Please read this policies and tell me why the CFAI answer below is correct…
[question removed by moderator]
Please read this policies and tell me why the CFAI answer below is correct…
[question removed by moderator]
transaction completion - is settlement date … and that is not permitted per GIPS … hence that answer Policy 2 - is incorrect.
3rd party service can be used for valuations of assets …
accrual accounting should be used. …
so other 2 are not incorrect, only A is incorrect …
CP:
I thought portfolio is supposed to be valued at fair value. Is fair value equates to market value? If so, i was confused between fair value and Market value.
read the question again… they are asking for the INCORRECT statement.
And again - read my response to your original question.
there’s a hierarchy of valuation:
market value
quoted prices of similar assets if 1 is unavailable
market-based inputs (usually multiples such as P/E or P/S) if 1 and 2 are unavailable
subjective, unobservable inputs (usually DCF) if 1,2 and 3 are unavailable
I’d like to think that fair-value is what GIPS consider a valuation that follows this hierarchy. so if market value is known, that’s automatically fair value.

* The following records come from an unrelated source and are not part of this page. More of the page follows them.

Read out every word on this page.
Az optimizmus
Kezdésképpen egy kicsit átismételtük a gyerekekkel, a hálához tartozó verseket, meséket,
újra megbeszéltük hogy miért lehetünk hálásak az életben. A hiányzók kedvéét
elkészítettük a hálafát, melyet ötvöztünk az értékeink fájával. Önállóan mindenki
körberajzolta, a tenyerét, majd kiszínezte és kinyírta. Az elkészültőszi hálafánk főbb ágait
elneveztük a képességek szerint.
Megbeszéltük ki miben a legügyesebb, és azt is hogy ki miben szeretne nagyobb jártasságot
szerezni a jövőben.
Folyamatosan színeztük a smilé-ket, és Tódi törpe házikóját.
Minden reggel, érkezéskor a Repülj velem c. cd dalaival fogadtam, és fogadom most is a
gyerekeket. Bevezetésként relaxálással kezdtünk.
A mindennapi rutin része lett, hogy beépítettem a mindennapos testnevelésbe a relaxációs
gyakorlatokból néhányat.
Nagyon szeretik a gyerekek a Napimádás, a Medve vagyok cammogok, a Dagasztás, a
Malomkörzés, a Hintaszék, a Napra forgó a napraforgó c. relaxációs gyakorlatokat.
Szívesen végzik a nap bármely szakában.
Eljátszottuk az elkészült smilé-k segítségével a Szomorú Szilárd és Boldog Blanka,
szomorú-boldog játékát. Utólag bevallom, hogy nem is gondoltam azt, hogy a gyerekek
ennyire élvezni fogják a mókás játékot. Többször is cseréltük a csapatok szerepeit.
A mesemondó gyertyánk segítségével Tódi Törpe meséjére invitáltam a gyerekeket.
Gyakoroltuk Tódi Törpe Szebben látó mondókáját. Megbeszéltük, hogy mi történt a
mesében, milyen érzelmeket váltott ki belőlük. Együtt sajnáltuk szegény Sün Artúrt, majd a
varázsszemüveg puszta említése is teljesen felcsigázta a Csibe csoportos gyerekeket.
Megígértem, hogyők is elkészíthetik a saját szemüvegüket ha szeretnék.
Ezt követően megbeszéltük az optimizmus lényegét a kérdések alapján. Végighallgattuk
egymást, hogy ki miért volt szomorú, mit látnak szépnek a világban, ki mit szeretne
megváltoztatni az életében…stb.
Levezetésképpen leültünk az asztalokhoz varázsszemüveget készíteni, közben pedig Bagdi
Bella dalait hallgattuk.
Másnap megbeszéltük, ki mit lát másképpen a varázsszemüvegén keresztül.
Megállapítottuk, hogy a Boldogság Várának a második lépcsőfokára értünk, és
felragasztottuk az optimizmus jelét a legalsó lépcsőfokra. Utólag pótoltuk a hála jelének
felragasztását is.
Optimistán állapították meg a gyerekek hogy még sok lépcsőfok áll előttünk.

Above post did not post “c” point.
Hierarchy should be as follows:
a. Investments must be valued using objective, observable, unadjusted quoted market prices for identical investments in active markets on the measurement date, if available. b. Objective, observable quoted market prices for similar investments in active markets. If not available or appropriate, then investments should be valued using; c. Quoted prices for identical or similar investments in markets that are not active (markets in which there are few transactions for the investment, the prices are not current, or price quotations vary substantially over time and/or between market makers). If not available or appropriate, then investments should be valued based on; d. Market-based inputs, other than quoted prices, that are observable for the investment. If not available or appropriate, then investments should be valued based on; e. Subjective unobservable inputs for the investment where markets are not active at the measurement date. Unobservable inputs should only be used to measure fair value to the extent that observable inputs and prices are not available or appropriate. Unobservable inputs reflect the firm’s own assumptions about the assumptions that market participants would use in pricing the investment and should be developed based on the best information available under the circumstances.